Three subway passengers in Boston saved a man who fell onto tracks on Wednesday evening, the Boston Herald reported.
In the surveillance footage at North Station, the 33-year-old Malden man appeared to walk off the Orange Line platform and fall directly into the tracks. Passengers immediately noticed the man's fall and within 20 seconds, people jumped down to rescue him.
"Within in a couple of minutes of falling onto the tracks, the man was helped out by some customers," said Massachusetts Bay Transportation Authority (MBTA) spokesman Joe Pesaturo.
While three men leaped into the tracks from the platform the man fell off of, a fourth man crossed tracks from another platform to assist the rescue.
Other passengers ran to locate MBTA authorities and notify them of the incident.
"Shortly after 9 p.m., a customer approached an MBTA employee in the North Station mezzanine to report that someone was on the tracks downstairs," Pesaturo said. "The employee notified the Orange Line dispatcher who immediately directed trains in the vicinity to stop."
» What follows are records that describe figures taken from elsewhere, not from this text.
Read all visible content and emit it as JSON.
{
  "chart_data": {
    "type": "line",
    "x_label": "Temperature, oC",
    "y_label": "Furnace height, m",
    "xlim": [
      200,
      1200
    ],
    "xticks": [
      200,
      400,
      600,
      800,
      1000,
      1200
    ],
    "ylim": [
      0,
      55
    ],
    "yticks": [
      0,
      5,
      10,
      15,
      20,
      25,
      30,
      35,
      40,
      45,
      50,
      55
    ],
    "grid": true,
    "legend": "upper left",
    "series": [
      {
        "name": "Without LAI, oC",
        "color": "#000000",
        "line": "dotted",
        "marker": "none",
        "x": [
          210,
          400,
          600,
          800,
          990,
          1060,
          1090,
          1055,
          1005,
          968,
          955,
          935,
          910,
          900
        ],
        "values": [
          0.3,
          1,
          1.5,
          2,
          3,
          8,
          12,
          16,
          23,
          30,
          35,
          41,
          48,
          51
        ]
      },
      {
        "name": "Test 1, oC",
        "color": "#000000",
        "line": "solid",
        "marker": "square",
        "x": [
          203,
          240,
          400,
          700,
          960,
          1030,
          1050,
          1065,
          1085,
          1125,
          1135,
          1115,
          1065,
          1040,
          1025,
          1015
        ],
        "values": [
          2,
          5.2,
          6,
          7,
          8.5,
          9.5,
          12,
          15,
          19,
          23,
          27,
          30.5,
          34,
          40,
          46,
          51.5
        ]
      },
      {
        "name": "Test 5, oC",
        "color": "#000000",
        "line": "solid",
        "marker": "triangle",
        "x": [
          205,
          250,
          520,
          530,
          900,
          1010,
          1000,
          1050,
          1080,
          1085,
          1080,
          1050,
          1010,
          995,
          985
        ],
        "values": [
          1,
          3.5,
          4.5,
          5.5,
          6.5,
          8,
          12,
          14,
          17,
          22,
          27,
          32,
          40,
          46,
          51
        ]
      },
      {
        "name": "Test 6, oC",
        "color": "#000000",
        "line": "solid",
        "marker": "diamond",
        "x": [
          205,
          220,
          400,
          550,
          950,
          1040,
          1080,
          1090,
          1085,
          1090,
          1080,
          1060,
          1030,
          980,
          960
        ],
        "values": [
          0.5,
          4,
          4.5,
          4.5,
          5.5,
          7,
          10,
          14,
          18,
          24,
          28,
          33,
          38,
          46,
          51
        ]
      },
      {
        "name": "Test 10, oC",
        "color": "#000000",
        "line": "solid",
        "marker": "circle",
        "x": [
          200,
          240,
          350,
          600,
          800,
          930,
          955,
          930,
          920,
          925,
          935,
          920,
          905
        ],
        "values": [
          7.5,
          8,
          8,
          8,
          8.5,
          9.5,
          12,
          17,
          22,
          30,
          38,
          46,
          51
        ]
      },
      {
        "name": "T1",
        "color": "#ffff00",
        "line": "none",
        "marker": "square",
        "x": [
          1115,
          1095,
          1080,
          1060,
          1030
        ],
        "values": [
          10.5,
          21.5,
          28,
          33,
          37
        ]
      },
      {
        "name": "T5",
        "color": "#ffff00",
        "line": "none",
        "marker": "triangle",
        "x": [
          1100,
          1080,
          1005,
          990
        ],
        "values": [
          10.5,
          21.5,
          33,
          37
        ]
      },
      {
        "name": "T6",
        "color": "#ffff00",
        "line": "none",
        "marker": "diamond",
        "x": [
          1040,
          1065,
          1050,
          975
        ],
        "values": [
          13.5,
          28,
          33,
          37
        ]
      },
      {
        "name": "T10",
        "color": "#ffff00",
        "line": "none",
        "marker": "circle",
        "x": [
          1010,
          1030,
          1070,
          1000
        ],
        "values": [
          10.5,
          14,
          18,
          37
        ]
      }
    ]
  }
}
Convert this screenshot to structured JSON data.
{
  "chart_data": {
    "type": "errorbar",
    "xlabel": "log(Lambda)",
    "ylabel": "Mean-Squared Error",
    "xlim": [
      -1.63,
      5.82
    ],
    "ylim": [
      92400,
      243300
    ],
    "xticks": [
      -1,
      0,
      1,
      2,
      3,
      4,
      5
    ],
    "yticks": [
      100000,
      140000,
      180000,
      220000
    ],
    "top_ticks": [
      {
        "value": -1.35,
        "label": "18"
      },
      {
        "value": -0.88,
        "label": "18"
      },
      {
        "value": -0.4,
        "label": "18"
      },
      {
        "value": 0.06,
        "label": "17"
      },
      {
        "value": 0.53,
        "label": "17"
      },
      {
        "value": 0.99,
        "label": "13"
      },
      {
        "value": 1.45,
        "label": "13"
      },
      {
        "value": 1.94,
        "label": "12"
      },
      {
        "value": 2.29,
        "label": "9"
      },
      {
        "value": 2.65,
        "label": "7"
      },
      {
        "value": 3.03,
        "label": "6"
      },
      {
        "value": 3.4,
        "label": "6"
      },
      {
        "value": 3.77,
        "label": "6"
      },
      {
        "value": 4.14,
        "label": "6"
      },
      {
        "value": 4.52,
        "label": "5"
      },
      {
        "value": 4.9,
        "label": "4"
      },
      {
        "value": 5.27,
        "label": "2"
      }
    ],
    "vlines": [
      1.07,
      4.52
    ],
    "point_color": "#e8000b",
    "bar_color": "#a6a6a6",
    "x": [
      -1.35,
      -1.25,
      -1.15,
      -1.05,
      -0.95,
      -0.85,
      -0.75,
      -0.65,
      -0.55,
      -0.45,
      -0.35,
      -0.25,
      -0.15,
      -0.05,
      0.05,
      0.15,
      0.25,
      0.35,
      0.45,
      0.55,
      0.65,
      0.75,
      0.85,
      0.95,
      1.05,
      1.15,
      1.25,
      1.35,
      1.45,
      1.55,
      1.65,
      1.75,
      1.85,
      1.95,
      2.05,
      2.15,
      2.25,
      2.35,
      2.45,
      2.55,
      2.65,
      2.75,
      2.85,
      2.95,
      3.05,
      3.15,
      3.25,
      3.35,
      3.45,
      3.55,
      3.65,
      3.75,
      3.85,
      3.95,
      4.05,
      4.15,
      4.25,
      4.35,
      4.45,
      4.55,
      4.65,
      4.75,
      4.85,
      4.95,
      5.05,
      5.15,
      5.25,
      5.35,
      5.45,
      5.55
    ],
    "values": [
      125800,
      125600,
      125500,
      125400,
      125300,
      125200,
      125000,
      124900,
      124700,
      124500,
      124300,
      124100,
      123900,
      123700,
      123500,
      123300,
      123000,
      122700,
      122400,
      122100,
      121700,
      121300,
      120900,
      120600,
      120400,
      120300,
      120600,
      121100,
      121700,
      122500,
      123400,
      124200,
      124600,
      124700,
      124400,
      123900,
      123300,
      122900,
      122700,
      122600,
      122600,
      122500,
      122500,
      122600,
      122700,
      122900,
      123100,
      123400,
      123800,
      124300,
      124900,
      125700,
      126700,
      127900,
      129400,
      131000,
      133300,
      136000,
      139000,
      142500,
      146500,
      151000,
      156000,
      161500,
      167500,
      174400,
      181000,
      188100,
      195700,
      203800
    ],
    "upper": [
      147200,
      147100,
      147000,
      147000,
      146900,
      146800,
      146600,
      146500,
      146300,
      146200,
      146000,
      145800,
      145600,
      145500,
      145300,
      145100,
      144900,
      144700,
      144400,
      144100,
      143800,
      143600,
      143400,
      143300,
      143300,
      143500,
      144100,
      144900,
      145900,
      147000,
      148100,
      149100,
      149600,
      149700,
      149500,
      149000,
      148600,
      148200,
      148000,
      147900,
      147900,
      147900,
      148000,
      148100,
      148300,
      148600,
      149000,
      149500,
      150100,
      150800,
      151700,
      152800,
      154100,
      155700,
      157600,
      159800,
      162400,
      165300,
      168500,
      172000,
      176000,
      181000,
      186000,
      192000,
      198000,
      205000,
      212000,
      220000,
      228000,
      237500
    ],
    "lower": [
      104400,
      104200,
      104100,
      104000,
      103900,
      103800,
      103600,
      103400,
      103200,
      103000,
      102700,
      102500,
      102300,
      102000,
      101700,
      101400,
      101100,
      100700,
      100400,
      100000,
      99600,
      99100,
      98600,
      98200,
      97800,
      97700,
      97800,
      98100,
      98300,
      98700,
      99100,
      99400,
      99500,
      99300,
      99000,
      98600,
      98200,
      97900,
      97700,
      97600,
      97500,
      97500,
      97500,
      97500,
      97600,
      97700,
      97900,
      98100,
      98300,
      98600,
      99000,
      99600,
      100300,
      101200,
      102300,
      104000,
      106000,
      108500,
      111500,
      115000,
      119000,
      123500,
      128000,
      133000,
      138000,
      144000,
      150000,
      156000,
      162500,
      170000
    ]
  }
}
The man told a police officer he had two drinks earlier in the night to celebrate passing the medical boards and did not remember falling on to the tracks. After he was rescued, he was alert and conscious.
Pesaturo added the man was not in danger of a train at the moment, but also noted that there was no way to know when the next one was coming.
He sustained a minor head injury and was taken to Massachusetts General Hospital.
Earlier this month, MBTA authorities created a new safety campaign telling subway riders to wait for their trains behind a "yellow tactile warning strip" to avoid accidents like this, Pesaturo said.